Check for inconsistent data and address any that arises. As always, use code comments to illustrate your thought process.

In [None]:
# Inspecting any inconsistencies
df['customer_type'].unique()
df['market_segment'].unique()
df['distribution_channel'].unique()
df['meal'].unique()
df['deposit_type'].unique()
df['reservation_status'].unique()

# Must standardized text
categorical_cols = [
    'customer_type',
    'market_segment',
    'distribution_channel',
    'meal',
    'deposit_type',
    'reservation_status'
]

df[categorical_cols] = df[categorical_cols].apply(lambda x: x.str.strip().str.title())

# Update placeholders
df['meal'] = df['meal'].replace({'Undefined': 'Unknown'})

for col in categorical_cols:
    print(col, df[col].unique())

# I pretty much checked any categorical features for 
# inconsistencies using value count and unique values
# I standardized casing and removed placeholders 

customer_type ['Transient' 'Contract' 'Transient-Party' 'Group']
market_segment ['Direct' 'Corporate' 'Online Ta' 'Offline Ta/To' 'Complementary' 'Groups'
 'Undefined' 'Aviation']
distribution_channel ['Direct' 'Corporate' 'Ta/To' 'Undefined' 'Gds']
meal ['Bb' 'Fb' 'Hb' 'Sc' 'Unknown']
deposit_type ['No Deposit' 'Refundable' 'Non Refund']
reservation_status ['Check-Out' 'Canceled' 'No-Show']


## Summarize Your Results

Make note of your answers to the following questions.

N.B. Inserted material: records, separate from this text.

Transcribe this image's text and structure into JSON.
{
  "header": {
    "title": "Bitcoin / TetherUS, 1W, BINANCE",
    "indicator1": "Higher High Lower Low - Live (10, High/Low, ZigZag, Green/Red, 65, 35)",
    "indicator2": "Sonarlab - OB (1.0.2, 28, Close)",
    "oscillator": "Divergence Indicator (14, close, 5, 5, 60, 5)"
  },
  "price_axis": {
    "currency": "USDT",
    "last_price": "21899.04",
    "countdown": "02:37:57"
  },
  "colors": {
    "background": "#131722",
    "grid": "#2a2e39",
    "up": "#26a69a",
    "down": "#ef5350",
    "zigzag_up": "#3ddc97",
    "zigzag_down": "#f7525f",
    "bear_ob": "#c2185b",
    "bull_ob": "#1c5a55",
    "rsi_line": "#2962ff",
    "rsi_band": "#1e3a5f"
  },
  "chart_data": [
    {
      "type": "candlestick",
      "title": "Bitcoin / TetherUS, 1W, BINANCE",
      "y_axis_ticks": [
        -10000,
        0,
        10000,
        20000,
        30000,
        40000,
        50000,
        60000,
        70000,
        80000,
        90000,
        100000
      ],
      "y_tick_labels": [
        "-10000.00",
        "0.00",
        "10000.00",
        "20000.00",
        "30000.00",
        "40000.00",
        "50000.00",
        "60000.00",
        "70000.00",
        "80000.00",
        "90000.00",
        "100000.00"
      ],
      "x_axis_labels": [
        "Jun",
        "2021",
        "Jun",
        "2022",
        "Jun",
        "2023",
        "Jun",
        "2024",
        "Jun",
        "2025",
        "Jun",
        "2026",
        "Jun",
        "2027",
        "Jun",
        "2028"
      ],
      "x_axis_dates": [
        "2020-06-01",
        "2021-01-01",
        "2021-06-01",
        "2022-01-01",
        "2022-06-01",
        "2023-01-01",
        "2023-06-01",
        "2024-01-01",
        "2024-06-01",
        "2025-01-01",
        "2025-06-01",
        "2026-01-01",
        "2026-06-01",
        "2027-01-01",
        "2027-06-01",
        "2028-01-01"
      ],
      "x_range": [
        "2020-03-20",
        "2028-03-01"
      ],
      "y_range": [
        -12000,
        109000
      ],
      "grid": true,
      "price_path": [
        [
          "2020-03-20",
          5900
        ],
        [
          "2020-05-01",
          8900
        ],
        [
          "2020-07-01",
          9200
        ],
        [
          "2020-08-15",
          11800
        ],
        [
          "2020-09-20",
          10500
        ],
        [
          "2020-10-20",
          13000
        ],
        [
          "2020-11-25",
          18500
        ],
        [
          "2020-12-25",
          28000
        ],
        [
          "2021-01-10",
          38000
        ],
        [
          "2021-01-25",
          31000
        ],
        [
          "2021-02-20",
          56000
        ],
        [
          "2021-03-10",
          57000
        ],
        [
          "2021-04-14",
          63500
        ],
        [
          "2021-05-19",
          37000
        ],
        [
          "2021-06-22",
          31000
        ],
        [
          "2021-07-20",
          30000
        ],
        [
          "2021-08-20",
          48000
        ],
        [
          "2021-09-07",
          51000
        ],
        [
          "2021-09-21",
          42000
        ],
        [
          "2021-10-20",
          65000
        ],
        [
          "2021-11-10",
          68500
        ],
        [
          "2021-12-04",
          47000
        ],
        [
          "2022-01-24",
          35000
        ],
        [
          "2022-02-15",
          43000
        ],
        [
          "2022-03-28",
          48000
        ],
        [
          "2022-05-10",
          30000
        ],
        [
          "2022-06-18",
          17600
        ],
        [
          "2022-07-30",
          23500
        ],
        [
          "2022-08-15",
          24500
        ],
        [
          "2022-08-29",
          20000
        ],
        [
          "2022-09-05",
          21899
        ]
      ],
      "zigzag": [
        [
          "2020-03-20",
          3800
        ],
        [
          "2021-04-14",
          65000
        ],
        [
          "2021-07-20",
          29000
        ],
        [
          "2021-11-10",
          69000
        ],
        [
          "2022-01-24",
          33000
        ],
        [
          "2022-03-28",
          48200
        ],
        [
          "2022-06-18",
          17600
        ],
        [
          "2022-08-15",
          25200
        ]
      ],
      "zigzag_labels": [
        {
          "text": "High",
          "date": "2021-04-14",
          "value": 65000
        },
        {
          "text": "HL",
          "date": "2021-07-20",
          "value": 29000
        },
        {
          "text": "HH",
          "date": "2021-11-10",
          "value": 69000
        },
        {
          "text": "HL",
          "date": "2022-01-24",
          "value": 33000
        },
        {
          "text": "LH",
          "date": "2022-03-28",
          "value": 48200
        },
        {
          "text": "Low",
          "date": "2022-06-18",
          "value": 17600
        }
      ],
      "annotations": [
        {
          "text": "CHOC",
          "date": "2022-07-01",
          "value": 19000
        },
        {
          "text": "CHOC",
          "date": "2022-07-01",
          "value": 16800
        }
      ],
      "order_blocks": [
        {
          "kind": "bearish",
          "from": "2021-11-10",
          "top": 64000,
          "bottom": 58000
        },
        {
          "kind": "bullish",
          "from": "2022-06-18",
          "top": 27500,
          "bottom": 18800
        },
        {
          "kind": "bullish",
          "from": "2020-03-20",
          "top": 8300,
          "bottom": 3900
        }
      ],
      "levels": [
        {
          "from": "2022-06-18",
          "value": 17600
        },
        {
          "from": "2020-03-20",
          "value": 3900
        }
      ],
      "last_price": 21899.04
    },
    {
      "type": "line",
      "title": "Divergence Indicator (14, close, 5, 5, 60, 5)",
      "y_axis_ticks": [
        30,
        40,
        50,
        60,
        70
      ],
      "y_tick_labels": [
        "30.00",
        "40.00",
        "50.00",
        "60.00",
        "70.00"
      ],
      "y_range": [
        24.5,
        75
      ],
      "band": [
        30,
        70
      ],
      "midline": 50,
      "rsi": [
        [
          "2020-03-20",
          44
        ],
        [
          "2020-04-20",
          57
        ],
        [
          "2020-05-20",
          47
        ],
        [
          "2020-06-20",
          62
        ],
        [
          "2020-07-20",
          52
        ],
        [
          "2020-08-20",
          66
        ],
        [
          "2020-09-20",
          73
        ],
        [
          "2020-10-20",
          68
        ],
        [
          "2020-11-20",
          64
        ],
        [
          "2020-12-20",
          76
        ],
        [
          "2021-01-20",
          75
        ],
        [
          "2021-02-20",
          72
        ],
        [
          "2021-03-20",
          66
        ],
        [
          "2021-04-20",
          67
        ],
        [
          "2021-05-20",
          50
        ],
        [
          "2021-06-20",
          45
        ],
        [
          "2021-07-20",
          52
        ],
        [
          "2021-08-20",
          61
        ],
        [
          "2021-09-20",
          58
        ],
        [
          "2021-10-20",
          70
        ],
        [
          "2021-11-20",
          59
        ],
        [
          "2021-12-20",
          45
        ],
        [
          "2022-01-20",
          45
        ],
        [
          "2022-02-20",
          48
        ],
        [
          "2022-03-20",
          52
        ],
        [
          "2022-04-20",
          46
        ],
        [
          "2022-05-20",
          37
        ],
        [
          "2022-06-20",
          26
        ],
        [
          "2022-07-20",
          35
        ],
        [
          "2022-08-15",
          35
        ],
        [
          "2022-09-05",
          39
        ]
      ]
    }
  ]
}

1. Did you find all four types of dirty data in your dataset?
- Yes, the dataset contained missing values, inconsistent data, outliers, and unnecessary columns. Each of which were addressed through removal, stadardization, or exclusion based on relevance.

2. Did the process of cleaning your data give you new insights into your dataset?
- Yes, cleaning revealed that most customers do not cancel, while a small subset drive the majority of cancellations by customer type and booking behavior

3. Is there anything you would like to make note of when it comes to manipulating the data and making visualizations?
- Yes, cleaning must happen prior to aggregation and visualization. That way decisions can align with the business question to avoid misleading results.